Russian airpower was reduced in numbers, and reorganized into 8 air bases, each supporting several air groups based on individual airfields, which allowed individual pilots to get more flying time. In 2012, the air bases and air groups were renamed divisions and regiments.
Starting with 2012, new and modernized aircraft began to enter service in large numbers. By 2014 and 2015, Russian air forces were receiving 100 new or thoroughly modernized aircraft a year, and that pace is expected to continue in 2016. By 2020, the Russian Aerospace Forces (VKS) are expected to have at their disposal about 1500 mostly modern combat aircraft, including 130 heavy bombers such as the Tu-160, Tu-95MS, and Tu-22M, over 800 fighters, and over 500 tactical bombers and attack aircraft.

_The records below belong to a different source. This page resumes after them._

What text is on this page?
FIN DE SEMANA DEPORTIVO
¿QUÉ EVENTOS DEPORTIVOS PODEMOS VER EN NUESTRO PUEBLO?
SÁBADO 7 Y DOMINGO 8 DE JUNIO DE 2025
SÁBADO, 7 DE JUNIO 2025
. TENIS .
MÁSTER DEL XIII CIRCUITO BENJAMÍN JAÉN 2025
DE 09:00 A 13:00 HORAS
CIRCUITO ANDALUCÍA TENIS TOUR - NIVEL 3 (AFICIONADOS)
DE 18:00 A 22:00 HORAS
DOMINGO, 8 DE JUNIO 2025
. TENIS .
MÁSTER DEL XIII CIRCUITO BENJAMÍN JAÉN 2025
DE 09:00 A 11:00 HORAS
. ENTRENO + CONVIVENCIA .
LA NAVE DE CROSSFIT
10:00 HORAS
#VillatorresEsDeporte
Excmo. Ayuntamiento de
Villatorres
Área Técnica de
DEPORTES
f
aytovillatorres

These reforms led to the Russian VKS demonstrating a number of capabilities which seemed beyond its reach only seven years earlier:
The ability to deploy and sustain a force of 100 combat aircraft for several months in difficult conditions, and the ability to sustain a high rate of combat missions.
The ability to function in a “reconnaissance-strike complex” mode, which enables intelligence data obtained by a variety of sources, including aircraft, satellites, drones, and agents, to be converted into targeting data to allow even mobile targets, such as enemy mobile troop or supply columns to be quickly targeted.
The ability to conduct close air support as well as battlefield interdiction and suppression against an enemy practiced in concealment.
The ability to operate in any weather conditions, at any time of day.
The ability to use precision-guided munitions.
The ability to integrate long-range aerial early warning aircraft such as the A-50 and intelligence and ground surveillance aircraft, such as the Il-20 and Tu-214R, into the overall concept of operations.
The ability to use drones on a large scale and as part of an integrated aerial operation.
Granted, the picture is not perfect. Here is what Russian airpower has not demonstrated in Syria:
The ability to organize and operate large aerial “strike packages” against sophisticated aerial and anti-aircraft defenses. To be sure, while US and some NATO forces may have had that ability a decade ago, it has been degraded by NATO airpower being used in Afghanistan and Iraq.
The ability to use large numbers or a large variety of precision-guided munitions. Russian aircraft did use many satellite-guided KAB-500R bombs and Kh-29L laser-guided missiles. But most of the munitions dropped were unguided bombs and aerial rockets, aided by sophisticated on-board digital ballistic computers which allowed them to strike their targets with a fair degree of accuracy. Russia does not have tactical stand-off munitions like the SDB or AASM or the JASSM tactical cruise missile. Such weapons are in development and have been shown at MAKS-2015, but they will not be in service for years. On the other hand, perhaps there is a silver lining in this, because Russia is not over-reliant on satellite navigation systems to the same extent as NATO which might well experience a shock once it tries to use such weapons against opponents more sophisticated than the Taliban.
The maturity of some of the most modern aerial systems which entered service only very recently. The Su-30SM, Su-35S and Su-34 do appear to have at least minimum operational capabilities, as their performance in Syria did not give reason to doubt their performance. At the same time, the conflict did not push them to the edge of their performance, as most of the missions were performed equally well but much older though upgraded Su-24 bombers. Russian aircraft in Syria did not include the Mi-28N or Ka-52 attack helicopters, which raises questions about the degree of their operational maturity. However, nothing suggests these aircraft are failures in the same sense as the F-35, for example.
Everything suggests that the Russian VKS will not rest on their laurels but instead will continue to build on their strengths and eliminate weaknesses, so that it will be an even more capable force in the next conflict it has to fight.